Share the same Vault keys
If you manage DKIM keys with rspamadm vault, PhoenixDKIM can sign from the very same secret. Its vault: backend understands the Rspamd layout — a selectors array of {selector, key, alg, valid_start, valid_end} — and applies the identical validity-window rule (valid_start inclusive, valid_end exclusive). During a key roll it behaves exactly as Rspamd does: it signs with every currently-valid selector at once, so the old and new selectors (and RSA + Ed25519) overlap cleanly while DNS propagates.
KeyTable vault://vault.example.com:8200/v1/secret/data/dkim/{d}
SigningTable refile:/etc/phoenixdkim/signingtable
VaultToken hvs.CAES...
No keys are copied and no DNS changes: PhoenixDKIM reads the same store Rspamd already signs from. The full secret format is in the rotation documentation.
Test it alongside Rspamd
Keep Rspamd running for filtering, add PhoenixDKIM as a separate signing milter on its own socket, and turn off Rspamd's signing so you don't double-sign. Keys and DNS stay exactly as they are.

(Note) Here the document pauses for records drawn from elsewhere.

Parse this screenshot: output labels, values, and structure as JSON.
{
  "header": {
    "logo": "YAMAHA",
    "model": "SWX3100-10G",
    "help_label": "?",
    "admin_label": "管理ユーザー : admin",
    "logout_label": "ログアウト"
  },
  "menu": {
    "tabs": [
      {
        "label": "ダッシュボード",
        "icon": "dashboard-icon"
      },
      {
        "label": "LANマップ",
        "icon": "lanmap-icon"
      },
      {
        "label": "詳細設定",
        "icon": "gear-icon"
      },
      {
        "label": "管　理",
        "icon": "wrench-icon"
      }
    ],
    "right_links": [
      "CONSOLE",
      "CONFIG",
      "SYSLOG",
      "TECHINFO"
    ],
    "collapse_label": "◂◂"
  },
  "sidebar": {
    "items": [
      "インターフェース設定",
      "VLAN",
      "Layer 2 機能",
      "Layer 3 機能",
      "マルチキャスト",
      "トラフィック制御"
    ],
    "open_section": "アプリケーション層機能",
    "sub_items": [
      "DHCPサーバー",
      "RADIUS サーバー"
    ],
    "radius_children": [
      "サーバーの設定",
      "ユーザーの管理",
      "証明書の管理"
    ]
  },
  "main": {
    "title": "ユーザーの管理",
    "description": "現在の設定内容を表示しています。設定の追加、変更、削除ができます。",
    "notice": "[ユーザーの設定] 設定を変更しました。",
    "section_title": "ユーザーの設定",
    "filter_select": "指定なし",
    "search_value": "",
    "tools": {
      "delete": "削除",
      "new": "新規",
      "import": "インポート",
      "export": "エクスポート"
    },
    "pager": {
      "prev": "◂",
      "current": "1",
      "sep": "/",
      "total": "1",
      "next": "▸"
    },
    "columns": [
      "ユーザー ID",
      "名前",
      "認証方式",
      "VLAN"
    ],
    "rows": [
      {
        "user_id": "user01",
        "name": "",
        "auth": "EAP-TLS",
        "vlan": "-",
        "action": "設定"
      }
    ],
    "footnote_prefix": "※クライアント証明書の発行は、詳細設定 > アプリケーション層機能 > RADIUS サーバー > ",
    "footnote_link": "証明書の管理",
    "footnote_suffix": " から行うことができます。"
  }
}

1. Point PhoenixDKIM at your keys — easiest is the shared Vault store above, or a local KeyTable/SigningTable built from the same PEM files — and give it its own socket:
Socket local:/run/phoenixdkim/phoenixdkim.sock
UserID phoenixdkim:phoenixdkim
Mode sv
Canonicalization relaxed/relaxed
KeyTable vault://vault.example.com:8200/v1/secret/data/dkim/{d}
SigningTable refile:/etc/phoenixdkim/signingtable
VaultToken hvs.CAES...
Permissions and ownership. With the shared Vault store the keys themselves live in Vault, but the VaultToken must be reachable by the phoenixdkim user — if you keep it in a file or reuse Rspamd's token, make sure that file is owned by and readable only by phoenixdkim (and that the token's Vault policy allows the read). If instead you sign from local key files exported from Rspamd, the same rule as the OpenDKIM section applies: chown them to phoenixdkim and keep them owner-only, since RequireSafeKeys refuses loosely-permissioned keys by default. Rspamd usually runs as the _rspamd user, so files carried over from it will not be readable by phoenixdkim until you re-own them.

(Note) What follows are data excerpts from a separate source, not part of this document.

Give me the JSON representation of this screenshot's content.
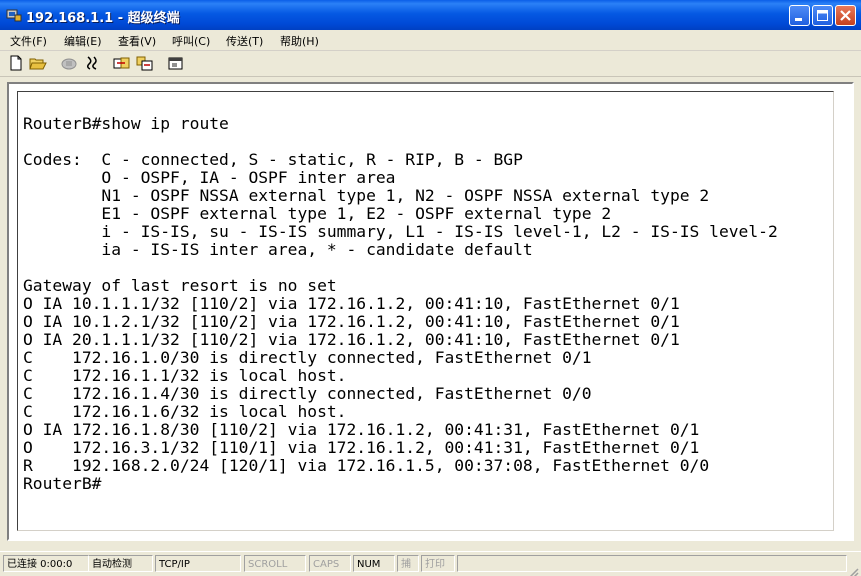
{
  "window": {
    "title": "192.168.1.1 - 超级终端",
    "accent_color": "#0a5ee8",
    "controls": [
      "minimize-icon",
      "maximize-icon",
      "close-icon"
    ]
  },
  "menu": {
    "items": [
      "文件(F)",
      "编辑(E)",
      "查看(V)",
      "呼叫(C)",
      "传送(T)",
      "帮助(H)"
    ]
  },
  "toolbar": {
    "icons": [
      "new-connection-icon",
      "open-icon",
      "call-icon",
      "disconnect-icon",
      "send-icon",
      "receive-icon",
      "properties-icon"
    ]
  },
  "terminal": {
    "lines": [
      "",
      "RouterB#show ip route",
      "",
      "Codes:  C - connected, S - static, R - RIP, B - BGP",
      "        O - OSPF, IA - OSPF inter area",
      "        N1 - OSPF NSSA external type 1, N2 - OSPF NSSA external type 2",
      "        E1 - OSPF external type 1, E2 - OSPF external type 2",
      "        i - IS-IS, su - IS-IS summary, L1 - IS-IS level-1, L2 - IS-IS level-2",
      "        ia - IS-IS inter area, * - candidate default",
      "",
      "Gateway of last resort is no set",
      "O IA 10.1.1.1/32 [110/2] via 172.16.1.2, 00:41:10, FastEthernet 0/1",
      "O IA 10.1.2.1/32 [110/2] via 172.16.1.2, 00:41:10, FastEthernet 0/1",
      "O IA 20.1.1.1/32 [110/2] via 172.16.1.2, 00:41:10, FastEthernet 0/1",
      "C    172.16.1.0/30 is directly connected, FastEthernet 0/1",
      "C    172.16.1.1/32 is local host.",
      "C    172.16.1.4/30 is directly connected, FastEthernet 0/0",
      "C    172.16.1.6/32 is local host.",
      "O IA 172.16.1.8/30 [110/2] via 172.16.1.2, 00:41:31, FastEthernet 0/1",
      "O    172.16.3.1/32 [110/1] via 172.16.1.2, 00:41:31, FastEthernet 0/1",
      "R    192.168.2.0/24 [120/1] via 172.16.1.5, 00:37:08, FastEthernet 0/0",
      "RouterB#"
    ]
  },
  "status": {
    "connected": "已连接 0:00:0",
    "detect": "自动检测",
    "protocol": "TCP/IP",
    "scroll": "SCROLL",
    "caps": "CAPS",
    "num": "NUM",
    "capture": "捕",
    "print": "打印"
  }
}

2. Disable Rspamd's signing so only PhoenixDKIM signs. In local.d/dkim_signing.conf:
enabled = false;
3. Add PhoenixDKIM to the MTA's milter chain ahead of Rspamd, so it signs and Rspamd still filters. For Postfix, rspamd_proxy typically listens on localhost:11332:
smtpd_milters = unix:/run/phoenixdkim/phoenixdkim.sock, inet:localhost:11332
Reload, send a test message, and confirm the DKIM-Signature validates — same selector, same key, same DNS record. To roll back, re-enable Rspamd's dkim_signing and drop PhoenixDKIM from the milter list. When you're happy, leave signing with PhoenixDKIM and let Rspamd get on with filtering.